Vale, mais do que nunca, soltar o grito e os tambores de Chico Science & Nação Zumbi: “Ô Josué, eu nunca vi tamanha desgraça/ Quanto mais miséria tem, mais urubu ameaça”.
Depois de iniciar o retorno ao “Mapa da Fome” em 2017, quando o ex-presidente Michel Temer alardeava a sua “ponte para o futuro”, o Brasil seguiu a cantiga da perua - é de pior a pior - e nesta semana uma nova pesquisa revelou, em números, o que o ronco das tripas já denunciava nos lares desfavorecidos.
O que era uma vida aperreada virou agonia permanente. A fome perturba o juízo de 19 milhões de pessoas. Os dados estão no Inquérito Nacional sobre Insegurança Alimentar no Contexto da Pandemia da Covid no Brasil, um serviço da Rede Penssan.

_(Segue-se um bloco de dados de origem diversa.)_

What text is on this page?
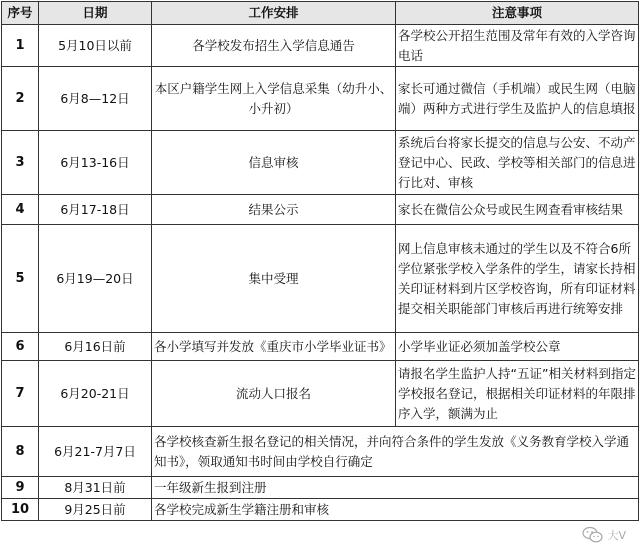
序号	日期	工作安排	注意事项
1	5月10日以前	各学校发布招生入学信息通告	各学校公开招生范围及常年有效的入学咨询电话
2	6月8—12日	本区户籍学生网上入学信息采集（幼升小、小升初）	家长可通过微信（手机端）或民生网（电脑端）两种方式进行学生及监护人的信息填报
3	6月13-16日	信息审核	系统后台将家长提交的信息与公安、不动产登记中心、民政、学校等相关部门的信息进行比对、审核
4	6月17-18日	结果公示	家长在微信公众号或民生网查看审核结果
5	6月19—20日	集中受理	网上信息审核未通过的学生以及不符合6所学位紧张学校入学条件的学生，请家长持相关印证材料到片区学校咨询，所有印证材料提交相关职能部门审核后再进行统筹安排
6	6月16日前	各小学填写并发放《重庆市小学毕业证书》	小学毕业证必须加盖学校公章
7	6月20-21日	流动人口报名	请报名学生监护人持“五证”相关材料到指定学校报名登记，根据相关印证材料的年限排序入学，额满为止
8	6月21-7月7日	各学校核查新生报名登记的相关情况，并向符合条件的学生发放《义务教育学校入学通知书》，领取通知书时间由学校自行确定	
9	8月31日前	一年级新生报到注册	
10	9月25日前	各学校完成新生学籍注册和审核	
大V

A cearense Vanusa da Silva, 50, cuidadora de idosos desempregada, morada do bairro Álvaro Weyne, na periferia de Fortaleza, em depoimento à repórter Theyse Viana, traduziu, no Diário do Nordeste, este desespero: “Eu apertava a barriga pra amenizar a dor, parece que você tá morrendo. Passei dia e noite bebendo água porque não tinha o que comer. Nunca pensei que passaria por isso, já desejei minha própria morte. Só quem sente a fome de perto é que sabe.”
Vanusa tem que se virar com R$ 500 do Bolsa Família para dar de comer a uma filha e dois netos e pagar um aluguel de R$ 350. Vanusa é o retrato da necessidade que aperta nessa hora. No injusto momento em que o governo BolsoGuedes corta o auxílio emergencial pela metade e vacila em um lerdo programa de imunização nacional.
Ô Josué, eu nunca vi tamanha desgraça. Imagino o seu assombro diante dos miseráveis de 2021. Logo você, meu camarada, o primeiro a denunciar, em 1946, a situação dos famintos como desastre político e não obra do acaso ou consequência do destino natural dos homens.
O médico, cientista e escritor recifense Josué de Castro (1908-1974) precisa ser relembrado. “Geografia da fome” é a sua obra-prima. Em 1964, a Ditadura Militar o prendeu e expulsou do país. Não interessava ter sua voz por essas bandas. Solta mais uma vez o som, Chico Science, instiga a juventude a conhecer este bravo nordestino mais conhecido hoje nas universidades europeias do que em solo brasileiro.
*Esse texto reflete, exclusivamente, a opinião do autor.